In the case presented here, the only optic nerve abnormality observed associated with the presence of retinoschisis was an enlarged optic disc cup confirmed by optic coherence tomography imaging and associated with a membrane covering the optic disc cup. The patient did not have any other signs or symptoms of systemic disease that may have accounted for the exudative macular detachments. Additionally, in these conditions, macular detachments are usually bilateral and other signs are present on funduscopy, like Roth spots or turbid subretinal fluid from hyperviscosity syndromes or leukemia.10 In our case, optic coherence tomography clearly showed a communication between the deep optic disc cup and the schisis. The presence of a membrane over the optic disc cup shown in the optic coherence tomography of this eye is highly reminiscent of the membranes described over the optic nerve pits.11 In the series by Doyle et al,11 the membrane was present in three of five eyes without maculopathy, and was absent in the three eyes with maculopathy.

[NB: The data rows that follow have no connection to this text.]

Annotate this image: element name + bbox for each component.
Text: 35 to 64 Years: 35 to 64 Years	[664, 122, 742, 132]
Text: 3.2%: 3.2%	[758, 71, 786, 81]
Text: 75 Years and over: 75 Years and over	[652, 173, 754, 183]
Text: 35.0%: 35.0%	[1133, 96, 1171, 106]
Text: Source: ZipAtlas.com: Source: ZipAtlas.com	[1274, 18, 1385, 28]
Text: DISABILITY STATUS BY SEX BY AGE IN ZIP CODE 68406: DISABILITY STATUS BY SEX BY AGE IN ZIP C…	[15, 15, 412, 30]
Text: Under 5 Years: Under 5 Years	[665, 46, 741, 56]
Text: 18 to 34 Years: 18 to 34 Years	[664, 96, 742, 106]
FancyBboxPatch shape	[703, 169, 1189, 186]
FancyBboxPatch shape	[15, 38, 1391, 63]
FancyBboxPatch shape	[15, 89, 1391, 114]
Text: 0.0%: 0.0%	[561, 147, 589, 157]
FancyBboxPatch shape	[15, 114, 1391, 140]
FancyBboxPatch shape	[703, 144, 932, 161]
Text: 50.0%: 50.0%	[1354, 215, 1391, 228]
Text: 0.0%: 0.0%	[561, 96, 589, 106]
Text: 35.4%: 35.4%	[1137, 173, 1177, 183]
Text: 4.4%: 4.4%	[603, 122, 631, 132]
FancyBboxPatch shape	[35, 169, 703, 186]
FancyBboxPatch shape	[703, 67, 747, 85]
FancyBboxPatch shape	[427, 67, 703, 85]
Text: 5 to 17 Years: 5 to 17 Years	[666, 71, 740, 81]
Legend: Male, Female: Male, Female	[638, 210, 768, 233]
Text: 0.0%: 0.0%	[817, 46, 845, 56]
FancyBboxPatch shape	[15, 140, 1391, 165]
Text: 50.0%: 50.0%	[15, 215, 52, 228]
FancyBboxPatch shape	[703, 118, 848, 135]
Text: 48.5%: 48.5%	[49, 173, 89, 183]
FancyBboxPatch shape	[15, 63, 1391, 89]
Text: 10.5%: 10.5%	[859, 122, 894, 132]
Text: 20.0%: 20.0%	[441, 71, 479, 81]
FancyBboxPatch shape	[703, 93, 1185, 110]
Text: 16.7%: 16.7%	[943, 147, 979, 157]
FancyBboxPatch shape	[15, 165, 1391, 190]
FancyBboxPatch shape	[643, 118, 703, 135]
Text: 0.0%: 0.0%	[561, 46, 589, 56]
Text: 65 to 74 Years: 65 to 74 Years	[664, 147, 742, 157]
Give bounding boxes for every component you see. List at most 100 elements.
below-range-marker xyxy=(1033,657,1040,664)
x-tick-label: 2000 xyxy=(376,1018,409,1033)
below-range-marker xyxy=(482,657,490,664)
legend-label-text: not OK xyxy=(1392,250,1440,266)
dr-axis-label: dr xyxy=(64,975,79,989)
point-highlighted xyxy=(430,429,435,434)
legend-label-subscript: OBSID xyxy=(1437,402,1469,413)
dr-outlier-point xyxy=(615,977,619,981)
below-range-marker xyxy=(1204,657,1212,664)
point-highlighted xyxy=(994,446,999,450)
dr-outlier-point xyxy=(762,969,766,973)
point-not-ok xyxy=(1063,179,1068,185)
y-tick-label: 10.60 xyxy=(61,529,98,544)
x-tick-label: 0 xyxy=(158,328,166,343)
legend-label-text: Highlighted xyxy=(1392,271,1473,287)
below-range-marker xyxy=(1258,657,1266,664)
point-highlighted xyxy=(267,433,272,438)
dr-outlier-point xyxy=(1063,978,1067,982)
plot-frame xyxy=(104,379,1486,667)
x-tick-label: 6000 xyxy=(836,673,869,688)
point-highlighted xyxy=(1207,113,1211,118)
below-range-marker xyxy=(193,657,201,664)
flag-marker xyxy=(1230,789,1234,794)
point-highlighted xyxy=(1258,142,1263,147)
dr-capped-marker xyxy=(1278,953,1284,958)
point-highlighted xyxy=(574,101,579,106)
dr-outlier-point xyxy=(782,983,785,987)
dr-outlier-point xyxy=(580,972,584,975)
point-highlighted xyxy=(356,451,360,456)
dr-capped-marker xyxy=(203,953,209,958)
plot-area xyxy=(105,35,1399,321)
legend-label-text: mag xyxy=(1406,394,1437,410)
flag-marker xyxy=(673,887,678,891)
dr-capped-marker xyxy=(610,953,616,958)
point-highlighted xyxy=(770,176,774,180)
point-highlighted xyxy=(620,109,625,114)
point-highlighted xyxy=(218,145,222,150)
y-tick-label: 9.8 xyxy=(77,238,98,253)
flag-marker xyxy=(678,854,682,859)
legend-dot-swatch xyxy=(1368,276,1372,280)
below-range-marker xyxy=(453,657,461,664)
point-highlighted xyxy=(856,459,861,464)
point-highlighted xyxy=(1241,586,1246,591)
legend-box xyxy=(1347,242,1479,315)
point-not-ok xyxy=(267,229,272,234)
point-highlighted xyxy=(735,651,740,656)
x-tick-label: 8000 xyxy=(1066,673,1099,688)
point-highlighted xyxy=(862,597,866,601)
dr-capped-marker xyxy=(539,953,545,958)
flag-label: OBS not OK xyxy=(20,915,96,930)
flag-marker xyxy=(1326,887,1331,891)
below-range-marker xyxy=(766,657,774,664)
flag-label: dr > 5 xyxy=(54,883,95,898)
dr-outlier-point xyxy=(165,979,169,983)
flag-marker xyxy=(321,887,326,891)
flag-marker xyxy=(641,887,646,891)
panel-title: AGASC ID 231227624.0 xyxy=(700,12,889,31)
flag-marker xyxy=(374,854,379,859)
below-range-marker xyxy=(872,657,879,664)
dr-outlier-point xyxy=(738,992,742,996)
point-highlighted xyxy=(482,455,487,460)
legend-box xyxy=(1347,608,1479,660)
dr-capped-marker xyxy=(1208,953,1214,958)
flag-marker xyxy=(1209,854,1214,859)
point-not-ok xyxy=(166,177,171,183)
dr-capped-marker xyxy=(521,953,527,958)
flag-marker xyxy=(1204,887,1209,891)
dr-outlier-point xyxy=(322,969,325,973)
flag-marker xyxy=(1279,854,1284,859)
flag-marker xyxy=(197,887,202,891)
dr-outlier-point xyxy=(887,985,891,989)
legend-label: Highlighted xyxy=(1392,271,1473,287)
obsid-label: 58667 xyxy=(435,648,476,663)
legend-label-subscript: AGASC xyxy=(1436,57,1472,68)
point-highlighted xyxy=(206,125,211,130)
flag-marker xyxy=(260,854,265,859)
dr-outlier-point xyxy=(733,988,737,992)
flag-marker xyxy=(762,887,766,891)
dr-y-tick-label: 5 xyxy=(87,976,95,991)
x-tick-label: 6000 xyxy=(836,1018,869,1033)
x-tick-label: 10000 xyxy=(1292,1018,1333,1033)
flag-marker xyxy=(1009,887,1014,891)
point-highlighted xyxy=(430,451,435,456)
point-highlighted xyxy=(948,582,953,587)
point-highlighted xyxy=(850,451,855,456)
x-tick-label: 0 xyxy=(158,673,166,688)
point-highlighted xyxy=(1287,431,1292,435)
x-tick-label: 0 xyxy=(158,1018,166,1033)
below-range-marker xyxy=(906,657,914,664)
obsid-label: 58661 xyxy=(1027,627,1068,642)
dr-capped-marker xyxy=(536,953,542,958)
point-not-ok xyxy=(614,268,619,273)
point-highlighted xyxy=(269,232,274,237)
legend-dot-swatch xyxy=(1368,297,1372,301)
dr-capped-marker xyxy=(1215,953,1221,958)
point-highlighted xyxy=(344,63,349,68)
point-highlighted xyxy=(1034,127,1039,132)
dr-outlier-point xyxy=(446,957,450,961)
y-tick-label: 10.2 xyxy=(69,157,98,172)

However, in our case, the membrane can be seen in an eye with retinoschisis and macular detachment.

Even though there is no universally accepted treatment for optic disc pit maculopathy, several surgical techniques have been attempted. Vitrectomy has been shown to be useful to release tractions. Intraocular gas tamponade followed by face-down positioning facilitates macular reattachment.13 Several rows of laser photocoagulation burns between the retinal detachment and the optic nerve may close the communication and stop fluid flow.

We hypothesize that mechanical tractions exerted on the retina from membranes covering the optic disc cup may create small retinal dehiscences in acquired cupped optic discs, as described in congenital optic nerve abnormalities, which will enable the liquefied vitreous to enter the intraretinal or subretinal space. Spontaneous release of tractions may lead to the closure of these communications, as described after posterior vitreous detachment in macular detachment associated with optic nerve pits.9 Structural damage to retinal layers producing intraretinal degeneration due to chronicity may perpetuate the intraretinal cyst.

We believe that cases of macular retinoschisis or detachments in glaucoma patients may go undetected or be misdiagnosed as cystoid macular edema or other retinal or choroidal diseases. The common use of optic coherence tomography imaging has made possible the diagnosis of this syndrome.